このリスクリバーサルは表面上金銭的リスクを取り除くように見えますが、それと同時に精神的リスクを取り除く役目も果たしています。
業界内でも比較的高額な商品である場合によく取り入れられています。
返品保証(商品に不満がある場合返品・交換対応)
こちらもよく目にするリスクリバーサルですね。
購入した商品に対して万が一商品に不満がある場合、期限や一定の条件を満たすことで返品や交換対応するというものです。
修理保証(購入したものが故障した場合に対応)
冷蔵庫やエアコンなど家電を中心によく取り入れられているリスクリバーサルの一例です。
気に入って購入を決断するものの、その先の未来、故障した場合どうしようといった不安を取り除くためのものです。
保証対応期間を長くする、無期限にする、出張修理するなど保証内容も様々考えることができます。
修正保証(技術的リスクに対しての保証対応)
美容室やネイルサロン、たまに似顔絵サービスでも見かける技術的リスクに対して保証対応するリスクリバーサル例です。
新しいサロンで髪を切る、カラーをする、ネイルをする、似顔絵を書いてもらうなど、万が一気に入らなかった、似ていなかった場合のリスクを保証で取り除くといったものです。
回数や期間を設けて無料で修正するなどがあります。
成果保証(期待する成果に満たない場合に対応)
見込み客や顧客が商品やサービスを購入する際、購入することでの成果を期待している状態です。
この成果に満たない場合に保証対応するというリスクリバーサルです。
例えば、ダイエットやボディメイク関係のジム、英会話や塾などにもよく使われていますね。
主にプログラムで提供している場合に取り入れやすい保証です。
返金対応する場合もあれば、無料でプログラムを追加するなど様々なアイディアを組み込むことができるため、サービス内容に応じてアレンジできます。
その他の保証
これまでに挙げたようなリスクリバーサルだけでなく、保証するタイミングやアイディア時代で様々な保証内容を考えられます。
- 初回のご利用を無料にしてまずは自社のサービスの良さを体験してもらうようなリスクリバーサル
- サブスクリプション型の料金形態のサービスにおける初月無料(30日間無料)で翌月から料金が発生するリスクリバーサル
- 成果が出た時に料金が発生するリスクリバーサル(成果報酬)
など。
リスクリバーサルのメリット
現在では様々なリスクリバーサルが存在しますが、実際のところ導入するにあたり、あなたにはどんなメリットがあるのでしょうか。
導入前よりも購入率は劇的に上がる
これまであなたのサービスを気になってはいるものの、購入手前で踏み止まっていた見込み客や顧客のハードルが下がる、リスクが下がるため、導入前よりも購入率が上がります。

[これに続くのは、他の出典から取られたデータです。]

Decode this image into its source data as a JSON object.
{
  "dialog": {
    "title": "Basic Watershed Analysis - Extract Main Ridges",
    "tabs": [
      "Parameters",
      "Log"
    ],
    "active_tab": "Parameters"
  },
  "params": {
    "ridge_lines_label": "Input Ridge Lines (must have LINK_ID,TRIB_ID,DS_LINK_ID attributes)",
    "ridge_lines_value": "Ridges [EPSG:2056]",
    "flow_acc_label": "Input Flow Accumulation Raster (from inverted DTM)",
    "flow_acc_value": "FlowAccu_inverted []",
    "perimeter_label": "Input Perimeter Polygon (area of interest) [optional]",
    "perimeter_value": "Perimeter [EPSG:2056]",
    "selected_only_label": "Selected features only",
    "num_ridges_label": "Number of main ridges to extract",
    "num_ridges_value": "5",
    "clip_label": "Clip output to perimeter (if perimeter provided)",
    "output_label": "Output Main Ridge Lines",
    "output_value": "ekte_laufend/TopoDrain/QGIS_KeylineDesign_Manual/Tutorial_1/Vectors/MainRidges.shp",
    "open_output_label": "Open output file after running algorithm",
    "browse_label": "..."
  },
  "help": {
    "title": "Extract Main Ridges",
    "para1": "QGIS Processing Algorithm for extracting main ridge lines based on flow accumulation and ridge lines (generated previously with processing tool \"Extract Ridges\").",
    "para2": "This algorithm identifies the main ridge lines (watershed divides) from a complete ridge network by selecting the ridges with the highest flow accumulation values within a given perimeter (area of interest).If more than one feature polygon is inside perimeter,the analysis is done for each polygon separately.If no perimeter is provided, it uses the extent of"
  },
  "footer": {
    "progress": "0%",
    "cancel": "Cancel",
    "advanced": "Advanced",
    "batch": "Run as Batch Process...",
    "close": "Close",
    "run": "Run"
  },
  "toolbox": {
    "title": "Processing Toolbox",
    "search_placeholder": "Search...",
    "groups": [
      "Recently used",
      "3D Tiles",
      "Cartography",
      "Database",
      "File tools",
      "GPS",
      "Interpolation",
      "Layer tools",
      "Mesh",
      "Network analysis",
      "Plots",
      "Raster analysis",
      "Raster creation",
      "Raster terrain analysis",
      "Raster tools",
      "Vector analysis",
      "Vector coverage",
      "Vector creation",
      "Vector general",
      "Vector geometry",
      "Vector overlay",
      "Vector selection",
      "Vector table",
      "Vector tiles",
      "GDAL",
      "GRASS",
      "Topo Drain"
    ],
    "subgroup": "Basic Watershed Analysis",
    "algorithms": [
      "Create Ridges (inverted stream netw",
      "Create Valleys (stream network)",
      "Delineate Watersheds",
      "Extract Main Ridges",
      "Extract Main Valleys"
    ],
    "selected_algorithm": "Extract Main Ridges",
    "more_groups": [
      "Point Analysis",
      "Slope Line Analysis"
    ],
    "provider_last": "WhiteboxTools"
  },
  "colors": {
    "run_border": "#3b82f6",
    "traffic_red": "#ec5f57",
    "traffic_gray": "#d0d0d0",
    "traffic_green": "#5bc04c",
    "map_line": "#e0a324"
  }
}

また、リスクリバーサルを提供することで、サービスへの自身が伝わり、これまで以上にサービスに対する評価や価値(顧客満足度)が上がることにも繋がります。
すでに購入した客、購入しなかった客に対して可能な限りアンケートやヒアリングを実施して、それぞれの理由を知ることができれば、更に購入率は上がることでしょう。
返金や返品率は下がる
これまでの記事内容を読んで、中には返金や返品が増え、かえって売上が下がってしまうのではと不安に思う方もいらっしゃるのではないでしょうか。
サービスにもよりますが、リスクリバーサル導入による返金、返品率は平均で2~5%未満と言われています。
サービスそのものに正当性が見られないもの、サービス自体が著しく他社より劣るものは除きます。
平均以上の返金、返品が発生する場合は、自社のサービスそのものを見直さなければならないということです。
自社のサービスに対するモチベーションの向上
どんなに素晴らしいサービスであっても僅かな返品や返金などの保証を展開しなければ行かない場合はあります。
自信のあるサービスであればあるほど、悲しいものではありますが、サービスに関わる従業員は少しでも返品、返金率を下げようと努力するため、マーケティングからセールスに至るまでモチベーション向上が見込めます。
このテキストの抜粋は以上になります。